Ahora caigo en que vivíamos en el Macondo de García Márquez en el momento justo en que se empezaba a convertir en Nueva York. Todo era, o al menos estaba a punto de ser, como en las películas. En aquella época muchas veces me he sentido tan rico como no creo que nadie se haya sentido jamás.

He tenido el privilegio de haber visto a José Bódalo, a Pirri y a Amancio, a Locomotoro.
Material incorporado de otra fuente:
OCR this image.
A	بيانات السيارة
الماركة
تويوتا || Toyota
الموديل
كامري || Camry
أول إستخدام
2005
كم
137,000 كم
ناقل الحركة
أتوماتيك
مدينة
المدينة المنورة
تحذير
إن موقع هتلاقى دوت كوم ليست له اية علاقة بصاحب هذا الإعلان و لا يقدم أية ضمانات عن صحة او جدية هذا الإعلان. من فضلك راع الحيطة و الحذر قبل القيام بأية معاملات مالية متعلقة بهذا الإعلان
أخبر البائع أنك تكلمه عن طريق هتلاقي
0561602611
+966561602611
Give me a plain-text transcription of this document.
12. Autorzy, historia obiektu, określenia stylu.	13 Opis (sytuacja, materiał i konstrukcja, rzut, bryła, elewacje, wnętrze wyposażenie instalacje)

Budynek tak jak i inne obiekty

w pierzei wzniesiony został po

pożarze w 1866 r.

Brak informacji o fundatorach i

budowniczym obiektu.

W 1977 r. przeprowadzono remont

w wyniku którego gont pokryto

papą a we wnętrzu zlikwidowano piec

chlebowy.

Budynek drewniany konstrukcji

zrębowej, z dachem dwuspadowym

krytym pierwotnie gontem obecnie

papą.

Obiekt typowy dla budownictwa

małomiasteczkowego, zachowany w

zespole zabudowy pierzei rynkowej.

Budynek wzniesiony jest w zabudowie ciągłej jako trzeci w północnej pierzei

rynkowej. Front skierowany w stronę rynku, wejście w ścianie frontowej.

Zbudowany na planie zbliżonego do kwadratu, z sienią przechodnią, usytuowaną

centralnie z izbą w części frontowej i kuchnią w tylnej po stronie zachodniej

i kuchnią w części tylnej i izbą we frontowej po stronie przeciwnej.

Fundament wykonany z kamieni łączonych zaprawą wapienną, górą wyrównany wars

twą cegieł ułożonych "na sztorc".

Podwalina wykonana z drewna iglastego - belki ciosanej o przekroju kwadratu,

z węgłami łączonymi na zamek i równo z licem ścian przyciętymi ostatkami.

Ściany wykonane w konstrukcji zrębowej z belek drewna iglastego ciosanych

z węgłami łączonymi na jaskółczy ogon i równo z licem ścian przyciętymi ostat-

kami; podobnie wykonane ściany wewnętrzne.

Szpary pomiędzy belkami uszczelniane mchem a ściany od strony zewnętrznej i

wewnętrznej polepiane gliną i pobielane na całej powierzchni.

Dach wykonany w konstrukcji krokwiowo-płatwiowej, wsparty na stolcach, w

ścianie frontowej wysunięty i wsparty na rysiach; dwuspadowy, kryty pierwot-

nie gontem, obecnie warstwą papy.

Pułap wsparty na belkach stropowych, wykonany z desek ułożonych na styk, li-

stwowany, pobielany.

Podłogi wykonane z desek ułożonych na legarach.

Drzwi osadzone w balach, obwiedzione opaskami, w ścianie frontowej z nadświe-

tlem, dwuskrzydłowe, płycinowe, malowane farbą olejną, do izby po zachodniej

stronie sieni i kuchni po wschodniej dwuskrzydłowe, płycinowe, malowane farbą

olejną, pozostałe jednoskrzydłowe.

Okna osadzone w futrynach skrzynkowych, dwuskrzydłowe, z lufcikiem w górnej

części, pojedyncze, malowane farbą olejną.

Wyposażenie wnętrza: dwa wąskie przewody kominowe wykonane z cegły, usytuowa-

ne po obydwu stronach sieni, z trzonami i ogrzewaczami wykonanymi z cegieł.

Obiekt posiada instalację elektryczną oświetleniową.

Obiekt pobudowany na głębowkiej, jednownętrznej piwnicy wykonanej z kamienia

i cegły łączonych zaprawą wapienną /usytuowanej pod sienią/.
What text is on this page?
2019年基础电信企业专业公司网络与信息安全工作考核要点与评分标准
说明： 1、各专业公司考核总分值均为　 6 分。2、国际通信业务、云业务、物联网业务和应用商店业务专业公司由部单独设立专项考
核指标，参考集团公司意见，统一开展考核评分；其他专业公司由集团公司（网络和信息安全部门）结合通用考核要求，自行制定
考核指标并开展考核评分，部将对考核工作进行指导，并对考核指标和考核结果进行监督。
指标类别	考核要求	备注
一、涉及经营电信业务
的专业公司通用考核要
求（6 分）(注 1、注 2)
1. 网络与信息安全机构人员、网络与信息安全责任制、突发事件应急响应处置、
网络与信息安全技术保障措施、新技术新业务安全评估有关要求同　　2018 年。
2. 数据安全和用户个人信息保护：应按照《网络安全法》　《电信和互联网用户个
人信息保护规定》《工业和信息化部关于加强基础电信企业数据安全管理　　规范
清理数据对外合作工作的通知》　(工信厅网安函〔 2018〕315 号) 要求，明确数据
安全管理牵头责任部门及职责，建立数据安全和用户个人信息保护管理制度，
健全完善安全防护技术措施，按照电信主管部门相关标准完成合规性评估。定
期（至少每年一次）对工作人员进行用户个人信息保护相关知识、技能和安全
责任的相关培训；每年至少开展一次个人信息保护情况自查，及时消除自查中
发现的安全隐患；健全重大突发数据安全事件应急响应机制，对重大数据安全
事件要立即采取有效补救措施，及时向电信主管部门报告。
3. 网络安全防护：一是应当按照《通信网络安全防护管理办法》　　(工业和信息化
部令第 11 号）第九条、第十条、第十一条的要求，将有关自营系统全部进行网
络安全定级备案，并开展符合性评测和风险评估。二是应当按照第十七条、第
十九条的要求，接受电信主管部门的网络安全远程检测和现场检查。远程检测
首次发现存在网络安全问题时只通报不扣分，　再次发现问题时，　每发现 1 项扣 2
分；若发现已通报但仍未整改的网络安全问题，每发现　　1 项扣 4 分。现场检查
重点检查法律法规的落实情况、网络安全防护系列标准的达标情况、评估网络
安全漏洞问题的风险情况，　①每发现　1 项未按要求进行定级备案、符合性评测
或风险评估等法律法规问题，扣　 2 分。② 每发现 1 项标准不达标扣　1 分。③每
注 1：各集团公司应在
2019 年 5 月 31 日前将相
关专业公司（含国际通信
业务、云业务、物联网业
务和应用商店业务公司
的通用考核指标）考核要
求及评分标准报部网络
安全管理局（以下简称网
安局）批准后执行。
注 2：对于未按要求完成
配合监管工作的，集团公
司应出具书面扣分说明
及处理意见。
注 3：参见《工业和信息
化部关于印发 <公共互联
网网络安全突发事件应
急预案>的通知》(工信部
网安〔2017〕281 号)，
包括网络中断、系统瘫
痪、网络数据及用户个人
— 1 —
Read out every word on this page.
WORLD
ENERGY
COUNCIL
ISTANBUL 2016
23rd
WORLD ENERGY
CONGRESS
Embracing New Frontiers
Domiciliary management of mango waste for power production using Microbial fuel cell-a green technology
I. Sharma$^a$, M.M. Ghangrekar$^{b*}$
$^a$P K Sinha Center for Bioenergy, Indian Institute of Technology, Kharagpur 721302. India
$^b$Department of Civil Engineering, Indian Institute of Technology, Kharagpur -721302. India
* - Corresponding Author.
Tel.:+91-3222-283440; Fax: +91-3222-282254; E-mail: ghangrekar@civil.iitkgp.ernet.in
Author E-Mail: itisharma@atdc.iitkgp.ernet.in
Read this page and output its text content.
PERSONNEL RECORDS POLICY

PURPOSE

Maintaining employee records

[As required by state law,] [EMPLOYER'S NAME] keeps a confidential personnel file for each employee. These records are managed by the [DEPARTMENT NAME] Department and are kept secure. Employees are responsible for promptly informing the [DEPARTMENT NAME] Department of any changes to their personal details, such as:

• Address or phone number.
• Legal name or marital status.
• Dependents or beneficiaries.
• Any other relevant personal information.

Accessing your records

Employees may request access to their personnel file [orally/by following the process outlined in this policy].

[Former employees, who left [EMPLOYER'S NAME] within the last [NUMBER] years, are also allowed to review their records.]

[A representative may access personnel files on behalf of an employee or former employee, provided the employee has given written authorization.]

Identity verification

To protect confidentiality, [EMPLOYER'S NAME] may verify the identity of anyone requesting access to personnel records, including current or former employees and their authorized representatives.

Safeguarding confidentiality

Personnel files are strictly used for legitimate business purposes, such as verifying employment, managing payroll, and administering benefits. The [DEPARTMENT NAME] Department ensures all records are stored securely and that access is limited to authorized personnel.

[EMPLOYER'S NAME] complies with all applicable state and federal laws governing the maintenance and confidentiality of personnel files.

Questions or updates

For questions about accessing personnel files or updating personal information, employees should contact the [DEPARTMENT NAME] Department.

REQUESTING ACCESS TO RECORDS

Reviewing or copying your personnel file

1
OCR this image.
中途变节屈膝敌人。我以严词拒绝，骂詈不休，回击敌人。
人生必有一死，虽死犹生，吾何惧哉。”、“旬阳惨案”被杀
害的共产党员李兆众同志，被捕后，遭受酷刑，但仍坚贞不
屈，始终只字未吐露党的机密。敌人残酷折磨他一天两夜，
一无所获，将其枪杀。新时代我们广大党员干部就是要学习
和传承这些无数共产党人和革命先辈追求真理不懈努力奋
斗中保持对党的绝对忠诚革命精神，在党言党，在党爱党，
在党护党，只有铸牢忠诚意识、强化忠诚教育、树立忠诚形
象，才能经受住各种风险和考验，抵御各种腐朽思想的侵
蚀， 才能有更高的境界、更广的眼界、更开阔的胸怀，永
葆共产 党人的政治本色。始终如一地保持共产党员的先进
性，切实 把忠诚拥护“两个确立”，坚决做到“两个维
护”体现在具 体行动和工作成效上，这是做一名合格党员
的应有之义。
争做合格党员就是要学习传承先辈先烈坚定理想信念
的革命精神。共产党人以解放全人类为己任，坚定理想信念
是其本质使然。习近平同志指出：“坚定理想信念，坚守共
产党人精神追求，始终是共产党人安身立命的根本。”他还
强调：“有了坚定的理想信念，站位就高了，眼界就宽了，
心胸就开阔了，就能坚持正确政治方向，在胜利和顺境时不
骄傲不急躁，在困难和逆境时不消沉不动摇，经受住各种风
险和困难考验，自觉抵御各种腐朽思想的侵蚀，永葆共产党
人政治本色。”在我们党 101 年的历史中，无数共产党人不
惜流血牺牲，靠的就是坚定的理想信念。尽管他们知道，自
No digo que ahora no los pueda haber tan buenos o mejores, pero yo he visto a esos y ha sido un premio de la vida.

He sido el primer universitario de mi familia (repito que mis abuelos empezaron a preparar el camino y mis padres me lo dejaron a punto) y he visto en la escuela a Oíza, a Molezún... Lamentablemente siempre agobiado por prácticas de instalaciones y cosas así y casi sin tiempo para dedicar a escucharlos y a aprender.

No sé si mi vocación de arquitecto podría tener que ver con una luciferina soberbia de dejar tras de mí alguna obra perdurable. (Si eso fue así al comenzar mi carrera hoy quisiera justo lo contrario: Ojalá pudiera desaparecer, sin daño económico ni físico para nadie, todo lo que he diseñado en mi vida).

Pero no, mi tiempo de juventud no fue mejor que el actual. Hasta los quince años viví en una dictadura; para cualquier cosa tenías que llevar un certificado de penales o un informe de tu párroco; las mujeres vestían falda y los hombres de gris, marrón o azul oscuro; se gargajeaba y se escupía con furor en la calle; gente adulta se increpaba a menudo, se zarandeaba y de vez en cuando se pegaba; en un anuncio de la tele la servicial esposa esperaba a su cansado marido con una copa de brandy para que no se enfadara. A los maricas la gente menos agresiva los llamaba maricas, y los demás maricones. Siempre se les podía ofender e incluso agredir y se tenían que aguantar y esconder. En la mili se gastaban novatadas. En el colegio los profesores te pegaban. Si una chica soltera se quedaba embarazada le caía la maldición para siempre.

No; quizá no fueran tan buenos tiempos. Quizá fueron, sencillamente, los de mi niñez y adolescencia, y por eso los recuerdo con tanto cariño. Entonces no tengo ningún derecho a ponérselos como ejemplo a quienes son ahora niños y adolescentes. Que disfruten. Que vayan a la playa en diciembre si el tiempo se lo ofrece así. Solo que me gustaría que todos, especialmente quienes nos gobiernan, nos mentalizáramos más. Que, con toda la alegría y las ganas de vivir, nos tomáramos ciertas cosas algo más en serio; que no pareciera que vivimos permanentemente en una tonta fiesta de fin de año, de fin de todo.

En definitiva, feliz año nuevo y que seamos capaces de disfrutar lo que podamos y de hacer felices a quienes nos acompañan. Y también de dejar esto medianamente limpito y ordenado para quienes vayan llegando.

Un abrazo sincero de un yayo cagado de miedo.